A high refined carbohydrate intake was correlated to a higher risk of onset depression, particularly for postmenopausal women. The study was conducted by researchers at the Department of Psychiatry of the Medical Center at Columbia University.
Ph.D. James Gangwisch and fellow researchers relied on data gathered under the umbrella of the Women’s Health Initiative Observational Study.
The data was collected from 1994 to 1998 from 87,618 women. Only 69,954 women participated in the follow-up interview three years later.
Based on this data, the researchers found that consuming refined carbs in high amounts, typically stemming from junk food, white bread, white rice, etc. is correlated with higher risk of onset depression.
These foods, rich in refined carbohydrates are also rich in sugar. As the level of blood sugar increases, hormonal responses are targeting the lowering of blood sugar levels, whilst also affecting mood. Typically, this will results in depression, fatigue or other mood disorders.

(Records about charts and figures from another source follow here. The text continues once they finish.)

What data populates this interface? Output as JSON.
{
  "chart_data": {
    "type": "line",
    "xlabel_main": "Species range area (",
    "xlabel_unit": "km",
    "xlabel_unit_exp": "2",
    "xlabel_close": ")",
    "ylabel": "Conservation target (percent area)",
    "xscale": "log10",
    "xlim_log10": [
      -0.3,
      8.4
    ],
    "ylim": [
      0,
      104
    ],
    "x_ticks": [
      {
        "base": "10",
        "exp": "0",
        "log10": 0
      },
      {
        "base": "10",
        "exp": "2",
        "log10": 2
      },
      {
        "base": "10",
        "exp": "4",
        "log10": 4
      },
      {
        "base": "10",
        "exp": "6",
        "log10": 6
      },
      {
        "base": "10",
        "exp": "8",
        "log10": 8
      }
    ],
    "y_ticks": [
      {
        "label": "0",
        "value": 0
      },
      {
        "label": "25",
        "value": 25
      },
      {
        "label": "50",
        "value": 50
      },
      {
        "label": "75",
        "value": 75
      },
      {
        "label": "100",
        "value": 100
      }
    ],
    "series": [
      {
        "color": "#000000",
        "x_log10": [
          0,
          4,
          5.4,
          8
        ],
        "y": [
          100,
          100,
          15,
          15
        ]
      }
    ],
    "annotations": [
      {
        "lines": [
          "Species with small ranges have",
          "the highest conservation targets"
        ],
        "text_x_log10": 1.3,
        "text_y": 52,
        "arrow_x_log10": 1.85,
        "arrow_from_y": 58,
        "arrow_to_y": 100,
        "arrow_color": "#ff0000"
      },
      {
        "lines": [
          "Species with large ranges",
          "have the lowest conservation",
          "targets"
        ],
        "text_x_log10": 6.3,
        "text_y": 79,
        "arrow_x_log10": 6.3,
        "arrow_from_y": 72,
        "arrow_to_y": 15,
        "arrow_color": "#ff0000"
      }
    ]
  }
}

According to the research, as the glycemic index increased, so did the risk of onset depression. Overall, a progressively increasing glycemic index resulted in 22 percent increase of the risk to develop depression.
Adding more sugars to one’s diet resulted in a 23 percent increase of the risk to develop depression or mood disorders.
The same study looked at healthier alternatives and dietary habits, including whole grains, fiber, vegetables, as well as fruit intake not coming from processed fruit juices. According to the researchers, a diet based on these alternatives rather than refined carbohydrates decreased the risk of onset depression or mood disorders.
While this study is only preliminary, it adds to the alarm signals regarding high intake of refined carbs and the adverse effects on both mental and physical health. The research team expects that the study will be replicated to include a larger population samples, perhaps including men as well as women.
The study features in the American Journal of Clinical Nutrition.